Updated: Sep 10
New Zealand is an ecologically unique place -- given it is a distant Island Nation -- the landmass cut off from the continent for about 100 million years. This leaves us with an interesting agriculture dynamic. Along with mammal and plant species, fungi spores have taken a ride over the years. Some have proliferated, while most don't make it. Nowadays, bio-security is very tight and extra precaution is taken at the border, even taking fungal spores into consideration. There are a handful of mushroom strains that have been approved to be grown in New Zealand on a home-garden and commercial level. Button, oyster and shiitake mushrooms are the most common. Most strains that are grown commercially have been bred so that they grow consistent fruit bodies, within a desired temperature range, and have higher yields. While some globally established strains are being considered to be allowed into New Zealand, here is a list of the strains we currently have and are able to grow.
The Commercial imported strains -
Pheonix Grey Oyster (Pleurotus Pulmonarius) - oyster mushrooms are abundant in the wild on most continents and were first thought to be cultivated during World War II. Grey oyster mushrooms are one of the easiest mushrooms to grow and can be grown on a variety of substrates using relatively low tech methods - and very quickly compared to other mushroom species. Oyster mushrooms are nutrient-dense, offer strong health and medicinal benefits and can be grown on agricultural waste products such as straw and wood chip. They grow in temperatures ranging from 5-25 Celsius, however the temperature will affect the speed of growth. The Grey Oyster mushroom has a great flavour, lower spore-load than most oyster mushrooms and produces bunches that can easily be separated. The shelf life is from 5-10 days at 1 Celcius, making it the top choice for the hobbyist to commercial grower. Grows well indoors and outdoors from spring to early winter.
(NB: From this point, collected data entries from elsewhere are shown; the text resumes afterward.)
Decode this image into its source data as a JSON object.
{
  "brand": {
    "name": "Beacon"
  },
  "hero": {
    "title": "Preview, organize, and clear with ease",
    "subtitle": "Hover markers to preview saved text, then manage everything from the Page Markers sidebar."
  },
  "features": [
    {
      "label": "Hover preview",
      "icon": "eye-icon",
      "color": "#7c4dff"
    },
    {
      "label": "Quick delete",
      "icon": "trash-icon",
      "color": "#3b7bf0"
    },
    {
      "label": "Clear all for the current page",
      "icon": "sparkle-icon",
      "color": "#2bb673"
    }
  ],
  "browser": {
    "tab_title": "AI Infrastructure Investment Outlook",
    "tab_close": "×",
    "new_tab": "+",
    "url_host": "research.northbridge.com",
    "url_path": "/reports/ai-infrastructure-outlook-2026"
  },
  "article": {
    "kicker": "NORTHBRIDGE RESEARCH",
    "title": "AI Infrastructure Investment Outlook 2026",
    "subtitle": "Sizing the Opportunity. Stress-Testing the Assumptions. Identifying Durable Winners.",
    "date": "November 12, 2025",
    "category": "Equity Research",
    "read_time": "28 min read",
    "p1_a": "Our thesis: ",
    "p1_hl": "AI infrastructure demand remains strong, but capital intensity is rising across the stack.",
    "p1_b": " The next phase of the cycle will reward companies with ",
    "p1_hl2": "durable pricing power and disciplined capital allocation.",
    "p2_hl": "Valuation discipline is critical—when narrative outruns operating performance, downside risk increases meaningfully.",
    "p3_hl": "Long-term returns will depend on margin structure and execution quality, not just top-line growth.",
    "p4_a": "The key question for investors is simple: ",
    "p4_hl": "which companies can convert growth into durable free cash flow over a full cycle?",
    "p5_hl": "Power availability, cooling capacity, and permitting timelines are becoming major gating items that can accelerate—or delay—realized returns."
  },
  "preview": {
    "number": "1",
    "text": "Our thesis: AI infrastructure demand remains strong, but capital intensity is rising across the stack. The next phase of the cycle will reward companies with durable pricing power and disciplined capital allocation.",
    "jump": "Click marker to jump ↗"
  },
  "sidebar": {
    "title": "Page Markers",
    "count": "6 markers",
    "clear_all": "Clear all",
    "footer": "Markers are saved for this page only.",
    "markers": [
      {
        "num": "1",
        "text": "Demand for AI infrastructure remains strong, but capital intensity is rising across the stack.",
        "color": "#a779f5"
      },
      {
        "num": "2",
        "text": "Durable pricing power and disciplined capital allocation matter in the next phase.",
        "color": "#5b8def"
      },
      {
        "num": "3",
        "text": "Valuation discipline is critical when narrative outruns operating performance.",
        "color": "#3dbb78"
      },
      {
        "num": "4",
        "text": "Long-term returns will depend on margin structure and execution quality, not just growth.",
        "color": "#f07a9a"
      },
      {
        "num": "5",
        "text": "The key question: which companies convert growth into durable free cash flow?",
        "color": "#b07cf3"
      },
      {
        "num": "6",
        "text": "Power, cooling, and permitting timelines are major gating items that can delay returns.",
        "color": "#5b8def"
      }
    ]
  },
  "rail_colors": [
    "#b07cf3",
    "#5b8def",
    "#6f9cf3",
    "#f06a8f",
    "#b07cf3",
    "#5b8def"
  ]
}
Pink Oyster (Pleurotus Djamor) - pink oyster, a.k.a. flamingo mushrooms, grow in clusters similar to grey oyster mushrooms but prefer warmer temperatures and will abort growth at temperatures under 15C. As a subtropical species, pink oyster mushrooms tolerate higher heats and are bright pink in colour. Similar to grey oyster mushrooms, they can be grown with pasteurised substrate and relatively low tech equipment. This mushroom is a rapid coloniser and usually begins to pin on day 7-9, while fruit bodies develop quickly and are best to pick before they get too old for better shelf life. If harvesting is left too late, spore release begins and shelf life is shortened, only staying presentable for a few days. Pink colour turns orange as soon as it hits the hot pan. Firmer in texture than the grey oyster with a unique bacon-like flavour. This mushroom is extremely eye-catching and really gets some attention: certainly recommended to everyone to grow! Grows well indoors and outdoors from spring to autumn (South Island is more like late spring to end of summer).